この調査は9月29日から10月8日に実施。485社に送付し、回答者数はおよそ245社程度。
雇用・賃金に何らかの影響があったとする企業は47%、影響がなかったとする企業は53%だった。影響があったと回答した企業のなかでは「新規採用凍結・抑制」が36%、「賃金カット」が30%、「人員削減」が29%などとなった。
コロナの影響で落ち込んだ業績に連動して決められる賞与が減少するとの声が多く、「今期の業績が来期の賞与に影響するため、賞与が減少するのは来期になる」(化学製品)、「今後も一段の対策をする必要性が生まれる可能性もある」(ゴム)と、影響が長引くことを懸念する声があった。
一方、コロナで休業を余儀なくされた非正規社員については「いない」とする回答が63%を占めた。休業した人の現在の復帰状況は「70―100%未満」が10%、「100%」が10%となった。

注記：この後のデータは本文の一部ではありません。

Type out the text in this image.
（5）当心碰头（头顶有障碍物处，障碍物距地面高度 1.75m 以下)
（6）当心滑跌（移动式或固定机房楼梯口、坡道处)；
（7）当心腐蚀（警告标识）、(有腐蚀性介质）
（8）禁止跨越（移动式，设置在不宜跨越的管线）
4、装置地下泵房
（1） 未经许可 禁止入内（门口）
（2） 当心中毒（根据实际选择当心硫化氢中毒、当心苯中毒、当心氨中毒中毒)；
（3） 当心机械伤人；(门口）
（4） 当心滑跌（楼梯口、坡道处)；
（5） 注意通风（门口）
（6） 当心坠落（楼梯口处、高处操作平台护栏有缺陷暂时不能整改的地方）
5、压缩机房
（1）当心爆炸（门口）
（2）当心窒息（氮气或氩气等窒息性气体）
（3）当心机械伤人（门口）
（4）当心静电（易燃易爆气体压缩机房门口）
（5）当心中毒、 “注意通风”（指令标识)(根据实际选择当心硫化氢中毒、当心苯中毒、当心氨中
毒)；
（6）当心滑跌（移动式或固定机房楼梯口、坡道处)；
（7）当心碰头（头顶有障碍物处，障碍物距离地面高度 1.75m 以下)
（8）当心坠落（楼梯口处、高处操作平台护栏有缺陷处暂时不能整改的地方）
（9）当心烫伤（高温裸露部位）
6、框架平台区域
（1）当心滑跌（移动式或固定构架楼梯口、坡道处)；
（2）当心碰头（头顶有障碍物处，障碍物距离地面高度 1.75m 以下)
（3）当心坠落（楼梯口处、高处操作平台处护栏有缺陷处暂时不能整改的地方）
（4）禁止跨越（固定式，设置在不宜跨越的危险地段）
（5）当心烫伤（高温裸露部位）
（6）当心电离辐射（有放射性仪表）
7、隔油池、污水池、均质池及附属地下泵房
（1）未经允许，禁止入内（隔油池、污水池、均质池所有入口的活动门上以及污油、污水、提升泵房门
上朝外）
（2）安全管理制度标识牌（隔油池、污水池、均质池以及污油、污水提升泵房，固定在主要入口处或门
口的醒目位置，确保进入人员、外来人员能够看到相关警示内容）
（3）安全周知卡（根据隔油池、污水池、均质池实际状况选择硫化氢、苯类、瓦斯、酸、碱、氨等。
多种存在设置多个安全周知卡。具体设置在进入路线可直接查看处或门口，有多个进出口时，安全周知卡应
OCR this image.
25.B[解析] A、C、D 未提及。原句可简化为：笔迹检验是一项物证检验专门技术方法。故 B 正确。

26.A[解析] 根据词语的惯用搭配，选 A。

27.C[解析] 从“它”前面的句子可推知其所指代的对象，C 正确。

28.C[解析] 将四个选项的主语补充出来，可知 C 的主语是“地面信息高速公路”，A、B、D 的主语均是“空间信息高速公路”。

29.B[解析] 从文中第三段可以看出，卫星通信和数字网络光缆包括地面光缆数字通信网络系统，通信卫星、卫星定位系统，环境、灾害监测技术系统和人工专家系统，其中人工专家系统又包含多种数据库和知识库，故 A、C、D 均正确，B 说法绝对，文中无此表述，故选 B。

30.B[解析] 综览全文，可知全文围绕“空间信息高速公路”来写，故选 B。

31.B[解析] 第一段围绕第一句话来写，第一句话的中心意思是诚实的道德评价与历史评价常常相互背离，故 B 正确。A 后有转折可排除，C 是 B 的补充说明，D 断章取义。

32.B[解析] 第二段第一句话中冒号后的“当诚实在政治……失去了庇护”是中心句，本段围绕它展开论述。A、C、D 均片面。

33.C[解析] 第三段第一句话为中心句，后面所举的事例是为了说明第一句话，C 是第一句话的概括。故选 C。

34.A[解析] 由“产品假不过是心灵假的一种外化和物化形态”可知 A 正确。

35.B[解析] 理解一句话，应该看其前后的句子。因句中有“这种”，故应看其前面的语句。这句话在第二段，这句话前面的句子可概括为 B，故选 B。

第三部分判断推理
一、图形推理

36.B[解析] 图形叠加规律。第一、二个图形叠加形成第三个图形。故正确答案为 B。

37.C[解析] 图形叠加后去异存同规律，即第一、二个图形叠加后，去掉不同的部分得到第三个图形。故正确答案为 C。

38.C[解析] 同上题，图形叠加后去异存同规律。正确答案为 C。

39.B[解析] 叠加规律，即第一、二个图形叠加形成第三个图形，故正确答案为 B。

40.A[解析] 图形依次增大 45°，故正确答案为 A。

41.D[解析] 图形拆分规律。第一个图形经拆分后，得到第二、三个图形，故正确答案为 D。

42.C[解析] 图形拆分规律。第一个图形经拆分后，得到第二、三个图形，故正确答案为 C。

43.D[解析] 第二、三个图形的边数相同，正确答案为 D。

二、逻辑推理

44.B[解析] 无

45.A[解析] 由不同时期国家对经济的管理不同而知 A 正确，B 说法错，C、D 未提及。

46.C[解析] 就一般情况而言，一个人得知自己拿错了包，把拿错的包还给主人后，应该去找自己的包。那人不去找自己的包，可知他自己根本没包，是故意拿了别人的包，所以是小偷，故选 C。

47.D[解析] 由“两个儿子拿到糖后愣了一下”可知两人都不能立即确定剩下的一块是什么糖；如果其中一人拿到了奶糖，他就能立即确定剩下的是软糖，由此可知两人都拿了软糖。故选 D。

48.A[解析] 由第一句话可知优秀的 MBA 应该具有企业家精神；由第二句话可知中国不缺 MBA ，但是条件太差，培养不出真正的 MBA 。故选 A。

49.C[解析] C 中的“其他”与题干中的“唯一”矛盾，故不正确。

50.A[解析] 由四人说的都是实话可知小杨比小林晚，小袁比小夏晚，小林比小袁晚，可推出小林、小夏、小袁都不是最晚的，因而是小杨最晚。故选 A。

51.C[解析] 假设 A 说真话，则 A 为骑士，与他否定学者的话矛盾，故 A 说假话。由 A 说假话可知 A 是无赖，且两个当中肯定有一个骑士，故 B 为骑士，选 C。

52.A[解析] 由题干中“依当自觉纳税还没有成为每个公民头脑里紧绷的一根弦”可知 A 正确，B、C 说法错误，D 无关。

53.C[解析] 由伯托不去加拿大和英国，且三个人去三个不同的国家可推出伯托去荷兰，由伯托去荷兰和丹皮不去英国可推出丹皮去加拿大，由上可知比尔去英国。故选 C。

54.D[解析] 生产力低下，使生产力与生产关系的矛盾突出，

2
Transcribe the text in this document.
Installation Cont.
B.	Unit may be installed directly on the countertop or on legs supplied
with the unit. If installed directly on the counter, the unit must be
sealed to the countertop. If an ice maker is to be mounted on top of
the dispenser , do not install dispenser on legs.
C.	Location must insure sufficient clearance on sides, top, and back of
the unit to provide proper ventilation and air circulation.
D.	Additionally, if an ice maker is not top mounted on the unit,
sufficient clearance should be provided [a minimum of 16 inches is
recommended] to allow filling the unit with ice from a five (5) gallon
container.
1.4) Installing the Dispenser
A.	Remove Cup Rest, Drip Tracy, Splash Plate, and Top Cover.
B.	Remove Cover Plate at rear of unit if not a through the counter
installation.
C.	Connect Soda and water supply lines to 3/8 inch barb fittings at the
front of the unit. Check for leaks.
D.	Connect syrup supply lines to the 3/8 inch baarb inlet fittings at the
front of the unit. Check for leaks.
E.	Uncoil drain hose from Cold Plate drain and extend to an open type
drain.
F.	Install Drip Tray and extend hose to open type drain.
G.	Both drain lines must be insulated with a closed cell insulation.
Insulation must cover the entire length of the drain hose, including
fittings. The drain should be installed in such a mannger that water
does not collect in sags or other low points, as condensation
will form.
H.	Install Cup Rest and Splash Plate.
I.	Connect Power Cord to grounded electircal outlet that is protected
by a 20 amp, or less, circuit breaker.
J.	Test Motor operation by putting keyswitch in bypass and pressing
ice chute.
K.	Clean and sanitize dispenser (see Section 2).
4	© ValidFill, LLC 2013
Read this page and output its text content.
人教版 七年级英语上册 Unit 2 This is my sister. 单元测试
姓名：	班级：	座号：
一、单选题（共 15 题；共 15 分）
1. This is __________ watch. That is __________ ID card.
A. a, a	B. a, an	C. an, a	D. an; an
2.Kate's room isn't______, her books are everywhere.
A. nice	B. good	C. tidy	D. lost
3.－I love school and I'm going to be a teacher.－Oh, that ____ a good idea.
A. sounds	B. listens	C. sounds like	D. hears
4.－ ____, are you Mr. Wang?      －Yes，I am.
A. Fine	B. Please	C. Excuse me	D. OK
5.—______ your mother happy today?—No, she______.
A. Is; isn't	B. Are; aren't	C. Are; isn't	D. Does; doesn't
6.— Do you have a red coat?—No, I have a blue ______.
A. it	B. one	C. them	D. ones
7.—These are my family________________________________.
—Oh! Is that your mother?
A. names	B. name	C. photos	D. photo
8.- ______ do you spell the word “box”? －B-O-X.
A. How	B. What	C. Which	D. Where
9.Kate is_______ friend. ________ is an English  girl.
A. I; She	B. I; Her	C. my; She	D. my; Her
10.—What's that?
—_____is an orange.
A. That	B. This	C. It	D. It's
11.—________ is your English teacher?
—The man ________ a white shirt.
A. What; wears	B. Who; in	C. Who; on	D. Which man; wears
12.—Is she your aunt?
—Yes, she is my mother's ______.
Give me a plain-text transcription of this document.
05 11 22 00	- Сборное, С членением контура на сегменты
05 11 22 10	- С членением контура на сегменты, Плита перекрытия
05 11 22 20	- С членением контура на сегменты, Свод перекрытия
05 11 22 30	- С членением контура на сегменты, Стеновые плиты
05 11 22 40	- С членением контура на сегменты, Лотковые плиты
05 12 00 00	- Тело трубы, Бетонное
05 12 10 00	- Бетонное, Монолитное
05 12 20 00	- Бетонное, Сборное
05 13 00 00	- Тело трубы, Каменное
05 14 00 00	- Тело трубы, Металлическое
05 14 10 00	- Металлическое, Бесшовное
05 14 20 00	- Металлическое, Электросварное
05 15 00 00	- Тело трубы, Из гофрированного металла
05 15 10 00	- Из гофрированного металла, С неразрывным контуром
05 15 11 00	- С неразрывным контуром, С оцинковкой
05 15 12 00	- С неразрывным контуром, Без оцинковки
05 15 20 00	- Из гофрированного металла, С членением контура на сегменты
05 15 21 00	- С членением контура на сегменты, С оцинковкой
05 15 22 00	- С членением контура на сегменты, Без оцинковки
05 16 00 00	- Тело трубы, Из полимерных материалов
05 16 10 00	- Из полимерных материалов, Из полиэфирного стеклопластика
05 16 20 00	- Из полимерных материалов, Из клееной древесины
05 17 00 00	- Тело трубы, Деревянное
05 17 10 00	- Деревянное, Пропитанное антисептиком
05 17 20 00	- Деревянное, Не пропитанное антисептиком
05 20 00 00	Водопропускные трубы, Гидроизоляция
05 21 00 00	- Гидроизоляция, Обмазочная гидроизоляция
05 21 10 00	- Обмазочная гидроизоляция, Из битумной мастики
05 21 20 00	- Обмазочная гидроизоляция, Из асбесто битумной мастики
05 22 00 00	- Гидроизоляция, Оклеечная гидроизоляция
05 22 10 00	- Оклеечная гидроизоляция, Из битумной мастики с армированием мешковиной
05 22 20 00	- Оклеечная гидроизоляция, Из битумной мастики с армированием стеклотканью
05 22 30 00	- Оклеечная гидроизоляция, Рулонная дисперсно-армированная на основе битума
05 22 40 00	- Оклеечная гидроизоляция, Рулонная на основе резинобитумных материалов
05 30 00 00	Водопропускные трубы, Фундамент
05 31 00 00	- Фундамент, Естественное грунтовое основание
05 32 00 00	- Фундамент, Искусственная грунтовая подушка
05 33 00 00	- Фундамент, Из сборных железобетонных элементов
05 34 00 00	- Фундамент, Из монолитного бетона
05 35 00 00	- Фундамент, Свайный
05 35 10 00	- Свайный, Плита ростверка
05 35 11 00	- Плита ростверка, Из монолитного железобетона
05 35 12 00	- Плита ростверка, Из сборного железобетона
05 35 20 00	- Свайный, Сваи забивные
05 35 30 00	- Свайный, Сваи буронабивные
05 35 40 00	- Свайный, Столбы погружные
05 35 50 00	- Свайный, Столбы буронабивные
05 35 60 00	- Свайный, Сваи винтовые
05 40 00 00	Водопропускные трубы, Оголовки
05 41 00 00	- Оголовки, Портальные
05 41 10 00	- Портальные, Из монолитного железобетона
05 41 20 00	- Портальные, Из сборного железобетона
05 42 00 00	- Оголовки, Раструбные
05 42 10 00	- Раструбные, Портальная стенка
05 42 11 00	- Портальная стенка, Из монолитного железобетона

年末までに雇用水準が「100%に戻る」と回答した企業は60%で、コロナ前より増やすとの回答(7%)とあわせても、コロナ前の水準を確保する企業は67%にとどまっている。
「輸送用機器」「精密機器・その他製造」では、年末までに「100%に戻る」との回答が38%と低水準で、「サービス・その他」も「100%に戻る」が33%、「コロナ前より増加」が5%にとどまり、雇用の戻りは鈍い見通しとなっている。